O düz yoldan sonra, yüksekliğimizin değişmediği iki üç virajdan sonra önümüzde korkunç bir rampa olduğunun farkındaydım. Bu rampa iki hafta önce Göztepe de bir bisiklet satıcısında bize bahsedilen "Selaniğin girişi çok zor" denilen rampaydı.

Burası bir otoban gibiydi. Selanik'in doğu yönünde ana girişi, 3-4 şeritlik yol. Yüklü kamyonların yarım yamalak yaktığı motorinden kalan egzosları koklayarak çıkmaya çalışıyorduk. En düşük vitese gelmiştik ama dahası yoktu. Dizlerimin üzeri ağrıyordu ama durmamalıydım. Durunca hareket etmek zordu, yokuştu, çok zor bir yokuştu.
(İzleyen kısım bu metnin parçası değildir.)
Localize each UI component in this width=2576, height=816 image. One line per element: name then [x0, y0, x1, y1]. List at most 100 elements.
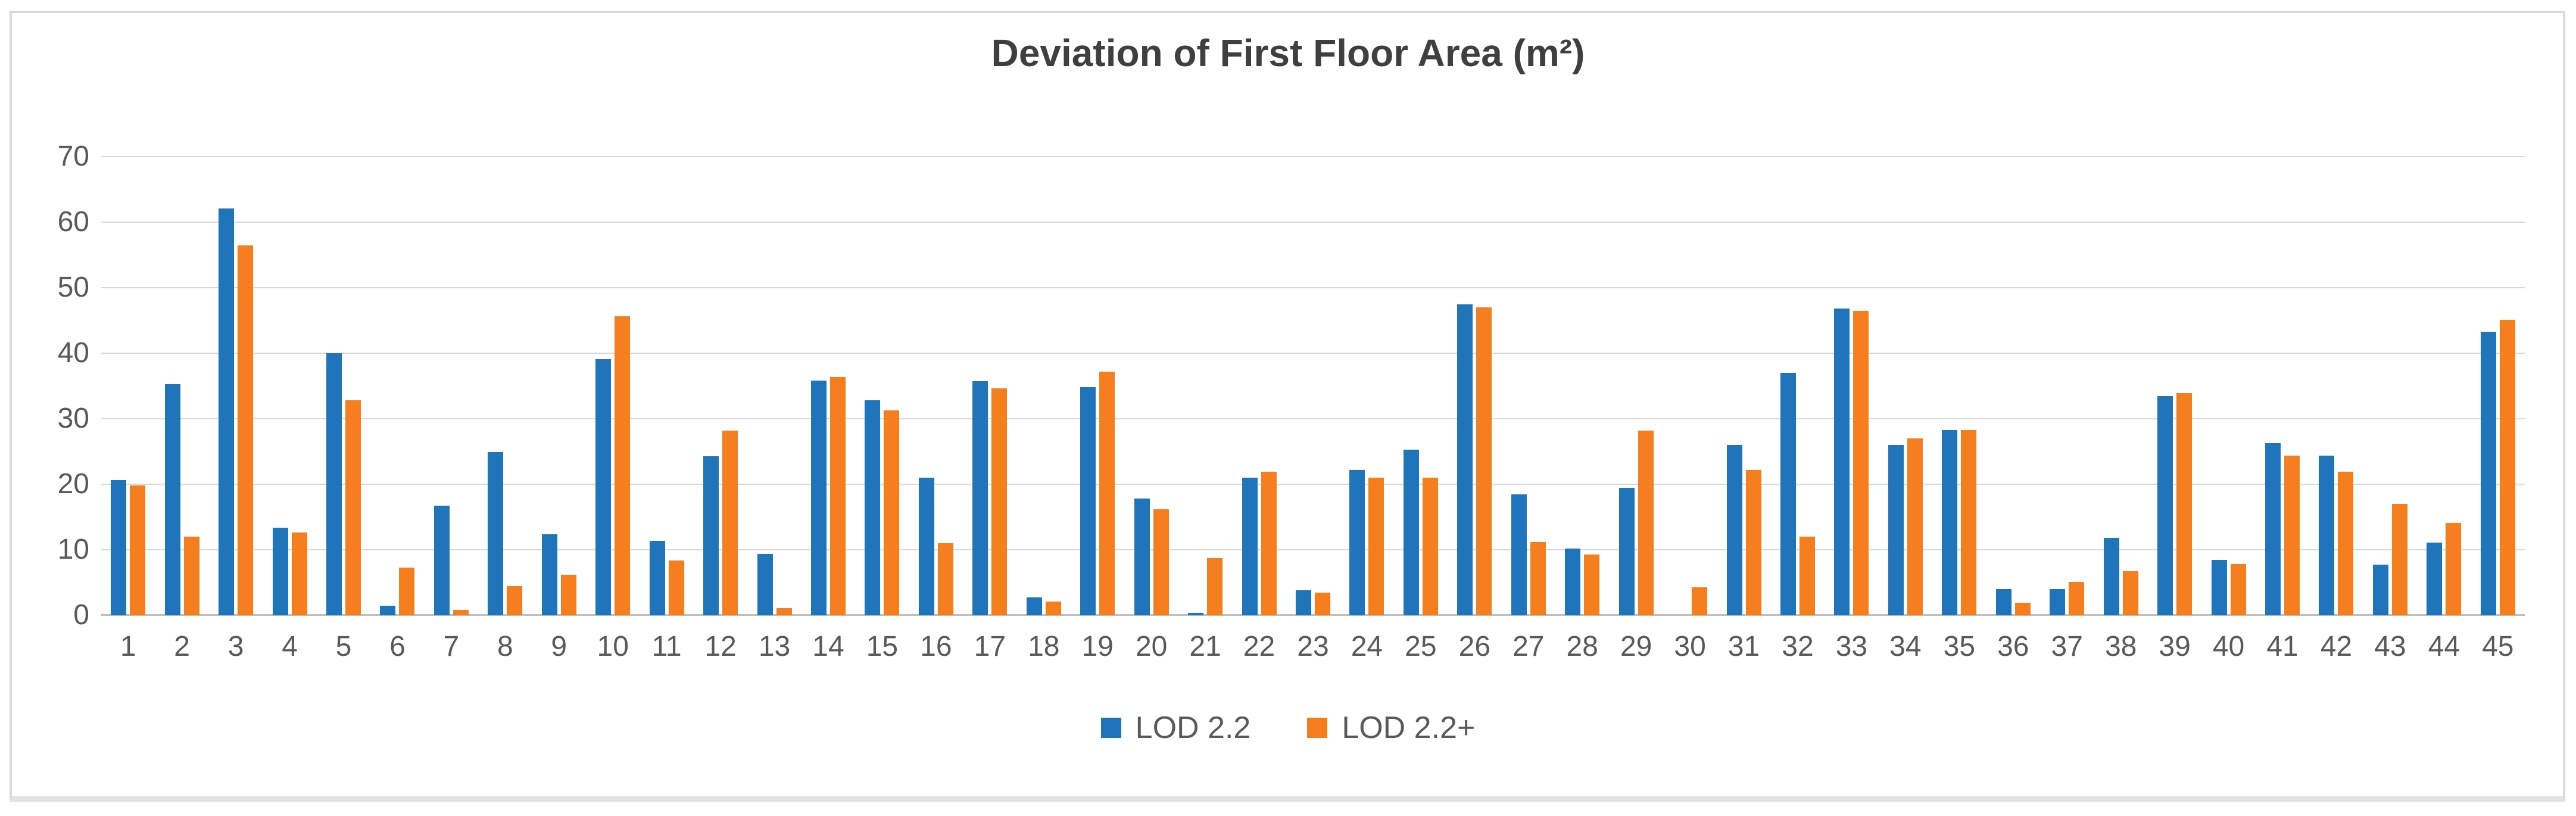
bar-lod22plus-cat35 [1961, 429, 1977, 615]
gridline-y-50 [101, 287, 2525, 288]
bar-group-9 [532, 534, 586, 615]
bar-lod22-cat24 [1349, 469, 1365, 615]
bar-group-5 [317, 353, 370, 615]
legend: LOD 2.2 LOD 2.2+ [0, 710, 2576, 746]
bar-lod22plus-cat10 [615, 316, 631, 615]
bar-lod22plus-cat38 [2122, 571, 2138, 615]
x-tick-label-12: 12 [704, 631, 737, 662]
bar-group-41 [2256, 443, 2309, 615]
bar-lod22plus-cat15 [884, 410, 900, 615]
gridline-y-60 [101, 222, 2525, 223]
bar-lod22-cat20 [1134, 499, 1150, 615]
bar-lod22-cat45 [2480, 331, 2496, 615]
bar-group-20 [1124, 499, 1178, 615]
bar-lod22plus-cat36 [2014, 603, 2031, 615]
bar-lod22plus-cat2 [183, 537, 199, 615]
bar-lod22-cat11 [649, 540, 665, 615]
bar-group-13 [747, 553, 801, 615]
x-tick-label-29: 29 [1620, 631, 1652, 662]
x-tick-label-8: 8 [497, 631, 513, 662]
x-tick-label-45: 45 [2482, 631, 2514, 662]
bar-group-4 [263, 527, 316, 615]
bar-group-21 [1178, 558, 1232, 615]
bar-lod22-cat3 [219, 208, 235, 615]
x-tick-label-5: 5 [335, 631, 352, 662]
x-tick-label-13: 13 [758, 631, 791, 662]
x-tick-label-26: 26 [1458, 631, 1491, 662]
bar-lod22plus-cat22 [1261, 472, 1277, 615]
bar-group-39 [2148, 393, 2201, 615]
bar-lod22-cat6 [380, 605, 396, 615]
bar-group-25 [1394, 449, 1448, 615]
y-tick-label-50: 50 [57, 272, 89, 303]
bar-group-16 [909, 478, 963, 615]
bar-group-11 [640, 540, 693, 615]
x-tick-label-25: 25 [1405, 631, 1437, 662]
bar-lod22plus-cat30 [1692, 587, 1708, 615]
x-tick-label-11: 11 [651, 631, 682, 662]
bar-lod22-cat1 [111, 480, 127, 615]
bar-group-30 [1663, 587, 1717, 615]
bar-lod22plus-cat25 [1422, 478, 1438, 615]
bar-lod22-cat18 [1026, 597, 1042, 615]
bar-lod22plus-cat21 [1207, 558, 1223, 615]
bar-lod22plus-cat9 [560, 574, 576, 615]
gridline-y-0 [101, 614, 2525, 616]
bar-lod22plus-cat6 [399, 567, 415, 615]
x-tick-label-34: 34 [1889, 631, 1922, 662]
x-tick-label-28: 28 [1566, 631, 1598, 662]
bar-group-3 [209, 208, 263, 615]
x-tick-label-44: 44 [2428, 631, 2460, 662]
bar-lod22-cat28 [1565, 548, 1581, 615]
bar-lod22-cat33 [1834, 309, 1850, 615]
bar-lod22plus-cat37 [2069, 581, 2085, 615]
bar-group-42 [2309, 455, 2363, 615]
y-tick-label-60: 60 [57, 206, 89, 238]
gridline-y-30 [101, 418, 2525, 419]
bar-lod22-cat19 [1080, 387, 1096, 615]
bar-lod22-cat23 [1295, 590, 1311, 615]
bar-group-6 [370, 567, 424, 615]
x-tick-label-2: 2 [174, 631, 190, 662]
bar-lod22plus-cat11 [668, 560, 684, 615]
x-tick-label-24: 24 [1351, 631, 1383, 662]
x-tick-label-3: 3 [227, 631, 244, 662]
x-tick-label-42: 42 [2320, 631, 2353, 662]
y-tick-label-20: 20 [57, 468, 89, 500]
bar-lod22plus-cat4 [291, 532, 307, 615]
bar-lod22plus-cat7 [453, 610, 469, 615]
x-tick-label-20: 20 [1135, 631, 1168, 662]
plot-area [101, 156, 2525, 616]
x-tick-label-37: 37 [2051, 631, 2083, 662]
bar-group-24 [1340, 469, 1393, 615]
x-tick-label-14: 14 [812, 631, 844, 662]
bar-group-18 [1017, 597, 1071, 615]
bar-lod22plus-cat40 [2230, 564, 2246, 615]
bar-lod22-cat35 [1942, 429, 1958, 615]
bar-group-38 [2094, 538, 2147, 615]
bar-lod22plus-cat16 [937, 543, 953, 615]
bar-lod22plus-cat31 [1745, 469, 1761, 615]
gridline-y-40 [101, 353, 2525, 354]
gridline-y-20 [101, 484, 2525, 485]
bar-lod22plus-cat34 [1907, 438, 1923, 615]
bar-group-36 [1986, 589, 2040, 615]
x-tick-label-10: 10 [597, 631, 629, 662]
bar-lod22plus-cat5 [345, 400, 361, 615]
legend-label-lod22: LOD 2.2 [1135, 711, 1251, 745]
bar-lod22-cat17 [972, 381, 988, 615]
bar-lod22plus-cat45 [2499, 319, 2515, 615]
bar-group-45 [2471, 319, 2525, 615]
bar-group-19 [1071, 371, 1124, 615]
bar-lod22-cat25 [1403, 449, 1419, 615]
legend-label-lod22plus: LOD 2.2+ [1342, 711, 1476, 745]
legend-swatch-lod22 [1100, 718, 1121, 738]
bar-lod22plus-cat33 [1853, 310, 1869, 615]
y-tick-label-0: 0 [73, 599, 89, 631]
bar-lod22plus-cat13 [776, 608, 792, 615]
bar-lod22-cat34 [1888, 445, 1904, 615]
bar-lod22-cat5 [326, 353, 342, 615]
bar-lod22-cat2 [164, 384, 180, 615]
bar-lod22-cat12 [703, 456, 719, 615]
bar-lod22plus-cat14 [829, 376, 846, 615]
Selanik'e geliyorduk, En önemli duraklarımızdan biri, Ata'nın huzuru.. Selanik'e geliyorduk, burası bizim tüm planlarımızın sonuydu, bundan sonra özgürce Atina'ya inecektik.
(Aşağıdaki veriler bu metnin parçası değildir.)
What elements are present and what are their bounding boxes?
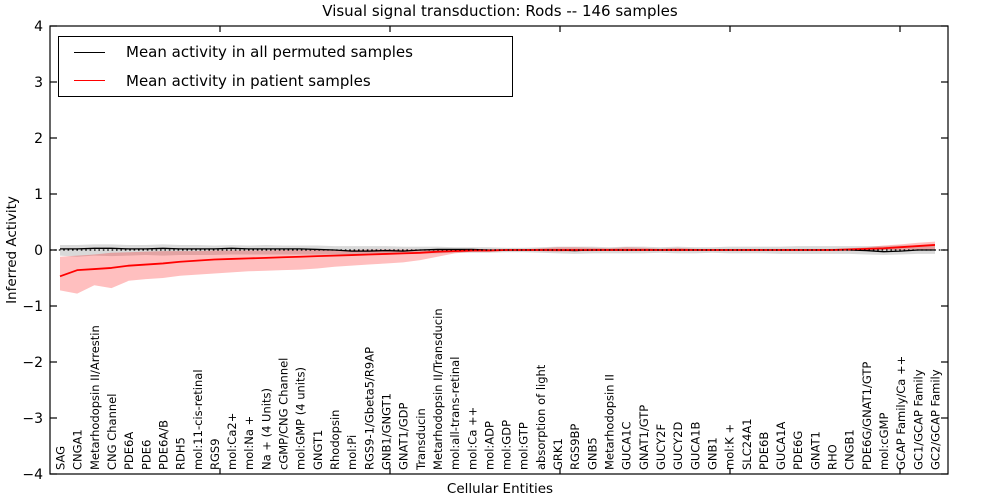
x-category-label: GCAP Family/Ca ++	[894, 356, 908, 470]
legend-entry-permuted: Mean activity in all permuted samples	[59, 39, 512, 65]
x-category-label: mol:cGMP	[877, 413, 891, 470]
x-category-label: SAG	[54, 446, 68, 470]
x-category-label: GC1/GCAP Family	[911, 369, 925, 470]
y-tick-label: −3	[22, 411, 43, 427]
permuted-line-swatch-icon	[74, 51, 105, 53]
x-category-label: mol:all-trans-retinal	[448, 357, 462, 470]
legend-label-permuted: Mean activity in all permuted samples	[126, 43, 413, 62]
x-category-label: PDE6G/GNAT1/GTP	[860, 362, 874, 470]
x-axis-label: Cellular Entities	[446, 481, 554, 497]
x-category-label: GUCA1C	[620, 421, 634, 470]
x-category-label: GUCY2D	[671, 422, 685, 470]
x-category-label: mol:Ca2+	[225, 413, 239, 470]
x-category-label: mol:GDP	[500, 420, 514, 470]
x-category-label: mol:Pi	[345, 435, 359, 470]
x-category-label: Metarhodopsin II/Arrestin	[88, 325, 102, 470]
y-tick-label: 3	[34, 75, 43, 91]
patient-mean-line	[59, 244, 936, 278]
x-category-label: Transducin	[414, 408, 428, 471]
x-category-label: cGMP/CNG Channel	[277, 358, 291, 470]
x-category-label: GRK1	[551, 438, 565, 470]
y-tick-label: 1	[34, 187, 43, 203]
tick-marks	[50, 25, 948, 475]
x-category-label: GNGT1	[311, 430, 325, 470]
x-category-label: GNB1	[705, 437, 719, 470]
x-category-label: PDE6	[139, 440, 153, 470]
x-category-label: GUCA1A	[774, 421, 788, 470]
y-tick-label: −2	[22, 355, 43, 371]
x-category-label: CNG Channel	[105, 394, 119, 470]
x-category-label: RGS9BP	[568, 424, 582, 470]
patient-band	[60, 241, 935, 294]
legend: Mean activity in all permuted samples Me…	[58, 36, 513, 97]
y-tick-labels: −4 −3 −2 −1 0 1 2 3 4	[22, 19, 43, 483]
x-category-label: mol:GTP	[517, 422, 531, 470]
y-tick-label: −1	[22, 299, 43, 315]
x-category-label: GC2/GCAP Family	[929, 369, 943, 470]
x-category-label: absorption of light	[534, 364, 548, 470]
x-category-label: GNAT1/GDP	[397, 403, 411, 470]
x-category-label: GNB1/GNGT1	[379, 393, 393, 470]
y-tick-label: 4	[34, 19, 43, 35]
legend-entry-patient: Mean activity in patient samples	[59, 68, 512, 94]
x-category-label: mol:Na +	[242, 416, 256, 470]
chart-title: Visual signal transduction: Rods -- 146 …	[322, 2, 678, 20]
x-category-label: RGS9	[208, 438, 222, 470]
x-category-label: CNGA1	[71, 429, 85, 470]
y-tick-label: 2	[34, 131, 43, 147]
x-category-label: PDE6B	[757, 432, 771, 470]
x-category-label: GUCA1B	[688, 421, 702, 470]
y-tick-label: −4	[22, 467, 43, 483]
x-category-label: RHO	[826, 444, 840, 470]
y-tick-label: 0	[34, 243, 43, 259]
x-category-label: Na + (4 Units)	[259, 388, 273, 470]
x-category-label: GNAT1	[808, 431, 822, 470]
x-category-label: GNB5	[585, 437, 599, 470]
x-category-label: CNGB1	[843, 429, 857, 470]
x-category-labels: SAG CNGA1 Metarhodopsin II/Arrestin CNG Cha…	[54, 308, 943, 471]
x-category-label: mol:GMP (4 units)	[294, 367, 308, 470]
x-category-label: Rhodopsin	[328, 410, 342, 470]
y-axis-label: Inferred Activity	[4, 196, 20, 304]
x-category-label: GUCY2F	[654, 424, 668, 470]
patient-line-swatch-icon	[74, 80, 105, 82]
x-category-label: RDH5	[174, 437, 188, 470]
legend-label-patient: Mean activity in patient samples	[126, 71, 371, 90]
x-category-label: PDE6A/B	[156, 420, 170, 470]
x-category-label: RGS9-1/Gbeta5/R9AP	[362, 347, 376, 470]
x-category-label: GNAT1/GTP	[637, 405, 651, 470]
x-category-label: SLC24A1	[740, 418, 754, 470]
x-category-label: Metarhodopsin II	[603, 374, 617, 470]
x-category-label: mol:K +	[723, 424, 737, 470]
x-category-label: Metarhodopsin II/Transducin	[431, 308, 445, 470]
x-category-label: PDE6A	[122, 432, 136, 470]
x-category-label: PDE6G	[791, 431, 805, 470]
x-category-label: mol:ADP	[482, 421, 496, 470]
x-category-label: mol:Ca ++	[465, 407, 479, 470]
x-category-label: mol:11-cis-retinal	[191, 369, 205, 470]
Ama Selanik'e gelmemiştik. Bu yol bitmiyordu.. Acaba bitmeyecek miydi? Neden böyle bir yol vardı? Neden denize paralel yollar yapmamışlardı. Mesela "Ege sahil yolu projesi" olmamıştı?

Dizlerimi hissetmiyordum. Bazen bir heyecanla ikinci vitese geçiyor, yaklaşık üç saniye sonra yaptığım ölümcül hatayı anlıyor hemen birinci vitese geri alıyordum.
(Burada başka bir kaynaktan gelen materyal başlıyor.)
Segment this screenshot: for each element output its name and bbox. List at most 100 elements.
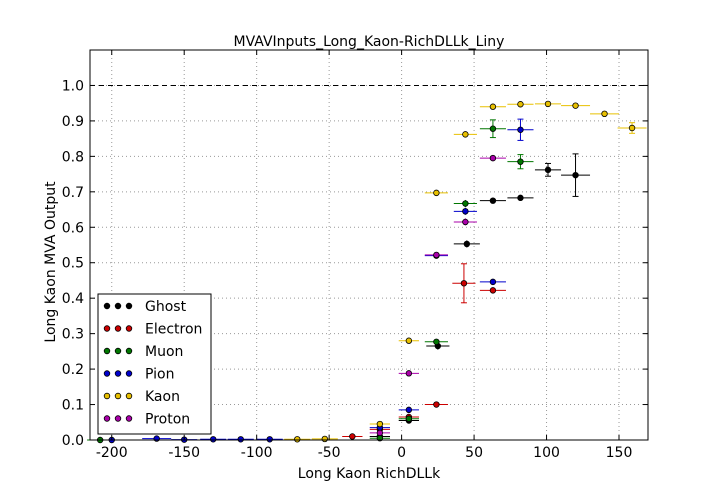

Selanik'e gelmiş sayılırdık. Çünkü yokuşun çoğunu çıkmıştım. Gider gitmez  Şule'ye geldiğimi yazacaktım. Merakla bekliyor olmalıydı, Belki başka birşeyler meşguldü ama kocaman kalbinin bir kısmı buradaydı.

Hüseyin arkamdaydı, Onun yavaş yavaş sıkıldığını hisseder gibiydim (iki gün sonra pişmanlıklar başlayacaktı).

Tepedeydik. durmuştuk. bitmişti. bundan sonrası yokuş aşağı salınmacaydı. GPS'den bakmıştık sonradan Selanik'in en berbet oteli olacağını anlayacağımız otelin yerine.

Gelmiştik. gün bizimdi, yokuş aşağı yol bizimdi. Telefonun diğer ucunda benimle heyecanı yaşayan Şule benimdi. Selanik İzmir'di, İzmir aşk idi. Aşk? Midilli adasına bakarak sevişmekti.

Gelmiştik, İnmiştik.. Şehrin kaotik, gürültülü ve Büyük İskender'in utanacağı bir takım yollarından sonra dünyanın tüm güzelliklerine gelmiştik.